KENWOOD — Every evening since the early days of the coronavirus pandemic in Chicago, a married couple has brought music, rhythm and boundless energy to their Lake Park Avenue block.
After 105 straight days — from March’s “coat weather” to the sun and sweat of July — Jean-Paul Coffy and Yakini Ajanaku ended their “Lake Park Fired Up” sessions this weekend. A final regular performance Friday was followed by a daylong finale and celebration Saturday.
The couple vowed to perform daily through the most intense period of the pandemic, seeing music as an uplifting and safe way to unite their block. They view their effort as a success, as neighbors who previously didn’t know each others’ names will now stop to chat, they said.
“In sleet and snow and rain and cold, our neighbors came out and my husband didn’t flinch,” Ajanaku said. “He kept putting those drums out and those instruments, and [the sessions] became a healing serum from COVID-19.”
Saturdays were dedicated to children and families.
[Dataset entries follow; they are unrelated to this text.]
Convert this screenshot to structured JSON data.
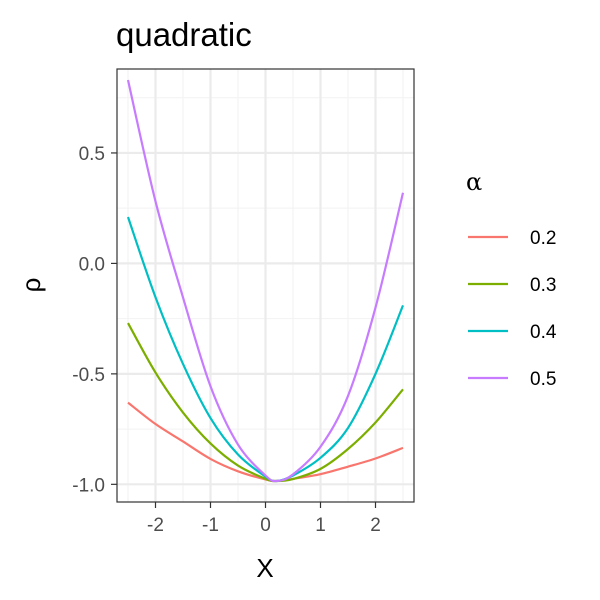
{
  "chart_data": {
    "type": "line",
    "title": "quadratic",
    "xlabel": "X",
    "ylabel": "ρ",
    "xlim": [
      -2.7,
      2.7
    ],
    "ylim": [
      -1.08,
      0.88
    ],
    "x_ticks": [
      -2,
      -1,
      0,
      1,
      2
    ],
    "x_tick_labels": [
      "-2",
      "-1",
      "0",
      "1",
      "2"
    ],
    "y_ticks": [
      -1.0,
      -0.5,
      0.0,
      0.5
    ],
    "y_tick_labels": [
      "-1.0",
      "-0.5",
      "0.0",
      "0.5"
    ],
    "grid": true,
    "legend_title": "α",
    "legend_position": "right",
    "x": [
      -2.5,
      -2.0,
      -1.5,
      -1.0,
      -0.5,
      0.0,
      0.2,
      0.5,
      1.0,
      1.5,
      2.0,
      2.5
    ],
    "series": [
      {
        "name": "0.2",
        "color": "#F8766D",
        "values": [
          -0.63,
          -0.727,
          -0.806,
          -0.885,
          -0.941,
          -0.978,
          -0.985,
          -0.975,
          -0.954,
          -0.92,
          -0.883,
          -0.835
        ]
      },
      {
        "name": "0.3",
        "color": "#7CAE00",
        "values": [
          -0.27,
          -0.494,
          -0.675,
          -0.815,
          -0.915,
          -0.975,
          -0.985,
          -0.976,
          -0.93,
          -0.84,
          -0.72,
          -0.57
        ]
      },
      {
        "name": "0.4",
        "color": "#00BFC4",
        "values": [
          0.21,
          -0.153,
          -0.455,
          -0.7,
          -0.865,
          -0.965,
          -0.985,
          -0.96,
          -0.88,
          -0.745,
          -0.5,
          -0.19
        ]
      },
      {
        "name": "0.5",
        "color": "#C77CFF",
        "values": [
          0.83,
          0.281,
          -0.154,
          -0.556,
          -0.82,
          -0.96,
          -0.985,
          -0.955,
          -0.83,
          -0.6,
          -0.2,
          0.32
        ]
      }
    ]
  }
}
Along with virtual Music Magic Time courses, it gave the educators a chance to continue their outreach to kids after the pandemic closed their music-themed preschool.
Sundays were gospel-themed, bringing praise and worship to “neighbors who lived alone and mommas who couldn’t go to Sunday church.”
Coffy, a composer from Haiti, made it a point on every other day to perform styles from around the world on his percussion instruments.
“Education happens from language, music and dance from around the world,” Coffy said. “As music always does, it heals and connects.”
Percussion and rhythm is universal, so the success of Lake Park Fired Up is no surprise, said Ricky Jackson, who lives down the block. He first inspired the Coffys to help the neighborhood cope with coronavirus through music.
Taking a cue from Italians who made music and noise out of their windows while under lockdown, Jackson created rhythms on his porch days before the couple started their performances.
He is hesitant to take too much credit, saying Coffy and Ajanaku took his idea and expanded it beyond his wildest expectations.
“I came out here one day, banging on a skillet with a wooden spoon,” Jackson said. “I brought to them a house, and these people built a city.”
To continue the connective spirit of the performances, Jackson and other neighbors would like to hold a block party and other community events in the coming months.
“Everybody’s looking for something that’s bigger than themselves to hold on to,” Jackson said. “It’s really been a gathering of this street, of this neighborhood. People I [used to] just say ‘hi’ to, now I know their name.”
Linda Thomas and her daughter Dora Hopkins live next door to the Coffys. As they have for months, they came out onto their front lawn Friday to take in the music.
As part of Friday’s program, Coffy and Ajanaku played “Exceptional” from the TV show A.N.T. Farm at Hopkins’ request. The teen regularly recorded Lake Park Fired Up sessions, before returning to boarding school this weekend after a months-long coronavirus hiatus.
“I loved it; I’ve been out here almost every time that they’ve done it,” Hopkins said. “I feel truly blessed to live next door.”
Lake Park Fired Up was “just the thing” to get neighbors out of the house during the coronavirus lockdown, Thomas said. When recent graduates couldn’t attend in-person ceremonies due to the virus, a special performance and parade was held in their honor.
“We not only sang with rejoicing and dancing, but we also had the songs that remembered; the songs of rebellion; the songs of, ‘We are going to keep on keeping on,'” Thomas said. “I am sad to see it go, but at the same time, a conclusion brings a commencement, a new beginning.”
Though they said some neighbors have urged the couple to continue, Coffy and Ajanaku have always planned to shut the performances down once Chicago reopened and life returned to some semblance of normal.
“We didn’t want to become a nuisance when people need it to be quiet,” Coffy said. “I think we need to close it up, just because we see that people are able to go out and are not all cooped up anymore.”
Even as they end their daily sessions, the couple hopes their performances can serve as a “model” for other neighborhoods as they continue to navigate these difficult times.
“We have lot of seniors on our block, single people; they haven’t been able to hug or touch anybody,” Ajanaku said. “We wanted to say, ‘You are cared for and you matter.’ … It has really been a profound experience, connecting one house at a time, one block at a time.”